問四は傍線部②に「『娯楽』と『教養の獲得』が理屈抜きに一致するという、文化社会の理想型である」とありますが、筆者はどのような点を「理想」的であると考えているのか選択肢から選びます。
傍線部②の前の部分に理由が書いてあります。「本でも読むほかには時間の潰しようがなかった」というのは、テレビもパソコンも携帯電話もなくて、文字通り時間を潰すためには読書しかなかったということです。
アにあるように「自由な時間の多い若いうちに」という意味ではないでしょう。イにあるようにテレビやパソコンが不純な娯楽で、読書によって純粋で質の高い教養を身につけられるということまでは言っていないようです。ウにあるように教養の獲得は本来とても難しいとは言っていません。エにあるように空いた時間の過ごし方として本を読むということなのですが、「仕方なく本を読むことも多い」とあるために違っていると思う人もいるかもしれません。しかし、「本でも読むほかには時間の潰しようがなかった」というのはそういうことなのです。受け取り方によってはどの選択肢も間違っていなさそうで迷うかもしれません。

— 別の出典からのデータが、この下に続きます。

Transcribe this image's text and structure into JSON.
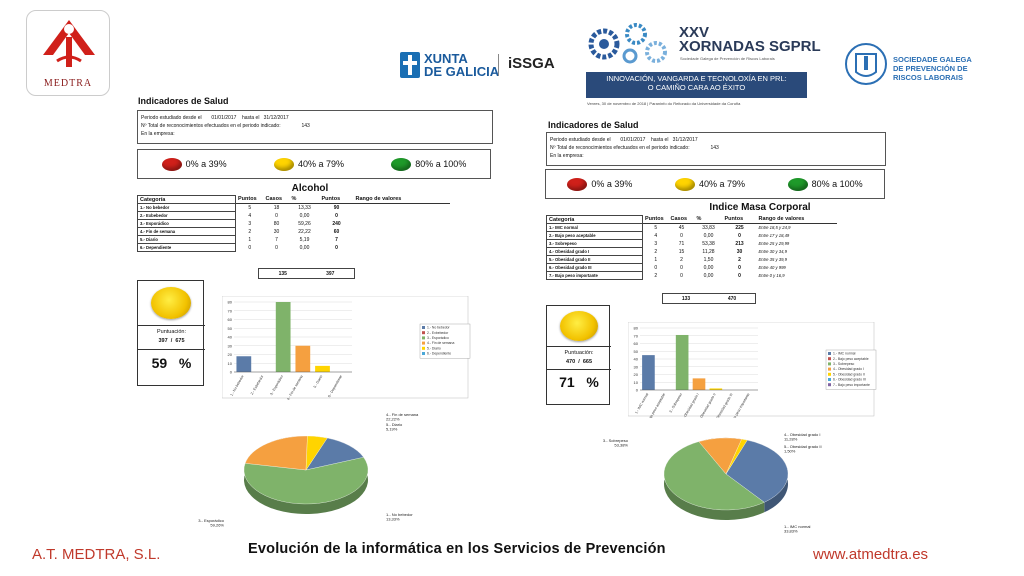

問五は傍線部③に「サルが大量殺戮兵器を保有することになるのではなかろうか」とありますが、筆者のどのような考え方を表しているか説明します。解答用紙には100字分に相当するようなスペースが用意されているので詳しく書く必要があります。
科学の急速な進歩によって活字離れが進むと、科学を安全に利用するという知性を育むことができなくなり、大量殺戮兵器が使用されれば、人類の絶滅につながる恐れがあるという考えです。

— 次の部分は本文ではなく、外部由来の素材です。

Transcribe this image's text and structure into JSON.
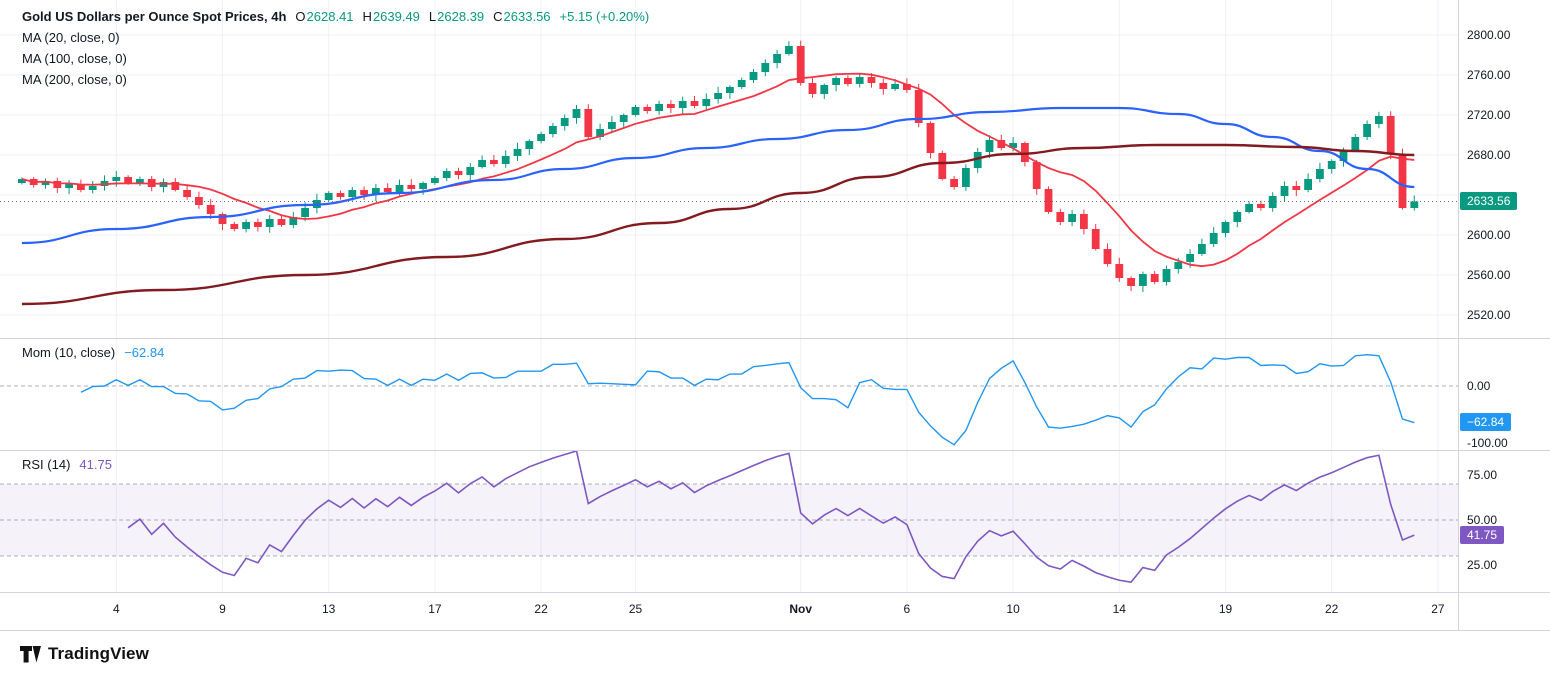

問六は傍線部④では「旅客機の中がそうした社会の雛形である」と書かれていますが、人々は旅客機の中でどのように過ごすようになったか説明します。この問題の解答用紙にも100字分に相当するようなスペースが用意されているので詳しく書く必要があります。
昔は飛行機の中では本を読むほかは時間の潰しようがなかったが、今では科学の成果として飛行機内で提供されるようになったさまざまなサービスの中から自分の好むものを選択して、物事を深く考えることもなく気楽に過ごすようになったことです。
問七は傍線部⑤に「サルをヒトに変えた言葉の尊厳を、またひとつ護ったと感ずる」とありますが、筆者のどのような気持ちを表しているか、選択肢の中から選びます。
文学賞の選考委員としての責任を言っているのは間違いないですが、傍線部⑤に続く文に「言(ことば)は神」、「人は言葉を失えば、殺し合うほかはない」とありますので、単にすべて読み終えればいいという話ではないことがわかります。アの「人間が大切に繋いできた言葉を次の時代に受け渡す仕事ができたという誇らしい気持ち」がふさわしいでしょう
●記述問題で詳しい説明ができるような力を身につけておく
解答用紙に用意されスペースを見ると、1回目の入学試験問題同様、記述問題で解答に必要とされる文章の量は100字程度と多いほうです。何を書けばいいかは見当がつくと思うのですが、かなり詳しく書き込むということになると戸惑う人も多いかと思います。丁寧に記述できる能力を磨いておくことが大切です。
これに対して選択肢が用意されている問題は、1回目の試験問題同様、簡単なものが多いのですが、大問一の問八や大問二の問四のように受験生が悩みそうなものもあります。出題文の内容を正しく理解しているかが問われます。
文章構成力、読解力を高められるような問題を選んで取り組むことで、日頃から力をつけることをお勧めします。